O prefeito de Foz do Iguaçu, general Joaquim Silva e Luna, detalhou a implantação do futuro hospital estadual de alta complexidade que será construído no município, com investimento estimado em R$ 80 milhões, custeio integral do Governo do Paraná e capacidade prevista entre 80 e 100 leitos. A unidade terá perfil regional e deverá atender Foz do Iguaçu e municípios do Oeste do Paraná.
Segundo o prefeito, a definição do local exigiu uma decisão rápida para evitar atrasos no projeto. O hospital será construído em uma área de aproximadamente 11 mil metros quadrados, onde atualmente está localizado o pátio de máquinas da Secretaria de Obras da Prefeitura de Foz do Iguaçu, na Avenida José Maria de Brito, 459, no bairro Vila Portes. O terreno, já disponível, foi escolhido por não exigir grandes intervenções iniciais. “Não podia ser um local que demorasse, que tivesse que fazer terraplanagem ou preparação extensa do solo. Precisava ser um terreno pronto”, afirmou.

O projeto ficará sob responsabilidade do Paraná Projetos, órgão do Governo do Estado que será responsável pela elaboração do projeto executivo, condução da licitação e entrega da unidade totalmente construída e equipada. “Eles fazem o projeto, colocam o dinheiro, conduzem a licitação e entregam o hospital montado, equipado, para você operar”, explicou Silva e Luna, destacando que a maior dificuldade inicial foi encontrar uma área adequada dentro das exigências técnicas.

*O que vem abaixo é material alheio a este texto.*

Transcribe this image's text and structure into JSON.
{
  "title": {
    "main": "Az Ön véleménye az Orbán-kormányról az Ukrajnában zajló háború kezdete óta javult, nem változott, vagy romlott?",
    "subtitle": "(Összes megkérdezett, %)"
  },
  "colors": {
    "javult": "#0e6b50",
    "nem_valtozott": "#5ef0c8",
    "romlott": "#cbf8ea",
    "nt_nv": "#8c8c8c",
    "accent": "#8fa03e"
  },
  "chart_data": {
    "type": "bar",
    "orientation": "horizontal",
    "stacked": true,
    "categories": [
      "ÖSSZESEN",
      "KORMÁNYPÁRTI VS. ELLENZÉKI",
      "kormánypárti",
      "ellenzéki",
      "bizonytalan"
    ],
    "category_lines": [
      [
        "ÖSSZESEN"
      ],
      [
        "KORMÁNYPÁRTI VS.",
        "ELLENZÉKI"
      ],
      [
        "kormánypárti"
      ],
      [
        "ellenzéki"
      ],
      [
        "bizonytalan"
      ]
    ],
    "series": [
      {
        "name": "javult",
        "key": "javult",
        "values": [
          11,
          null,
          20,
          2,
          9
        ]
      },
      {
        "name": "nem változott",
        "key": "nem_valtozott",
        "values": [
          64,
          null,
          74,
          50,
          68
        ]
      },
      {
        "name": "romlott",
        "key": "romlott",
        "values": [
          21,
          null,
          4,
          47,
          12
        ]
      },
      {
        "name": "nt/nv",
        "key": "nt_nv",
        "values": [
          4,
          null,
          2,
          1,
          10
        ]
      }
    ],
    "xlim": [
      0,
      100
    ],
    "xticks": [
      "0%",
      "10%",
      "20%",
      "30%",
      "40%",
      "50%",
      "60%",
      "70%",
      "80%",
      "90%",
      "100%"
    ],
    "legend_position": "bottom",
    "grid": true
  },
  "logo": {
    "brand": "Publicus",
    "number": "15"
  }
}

Durante as discussões sobre o porte da unidade, houve divergências quanto ao número de leitos. Segundo o prefeito, a área da saúde defendia um hospital com até 300 leitos, mas a definição considerou o limite orçamentário. “Fiz a pergunta: qual é a constante dessa equação? Quanto você tem de dinheiro? A resposta foi R$ 80 milhões. Então está resolvido”, relatou. A partir desse valor, os estudos indicaram a viabilidade de um hospital de alta complexidade com até 100 leitos.
Silva e Luna ressaltou ainda que o custeio do hospital será 100% do Governo do Estado, reforçando o caráter estadual da unidade. “É um hospital do Estado. Ele se chama regional porque atende a região”, afirmou. A expectativa é que a nova estrutura amplie significativamente a capacidade de atendimento hospitalar de alta complexidade em Foz do Iguaçu e reduza a pressão sobre a rede municipal de saúde.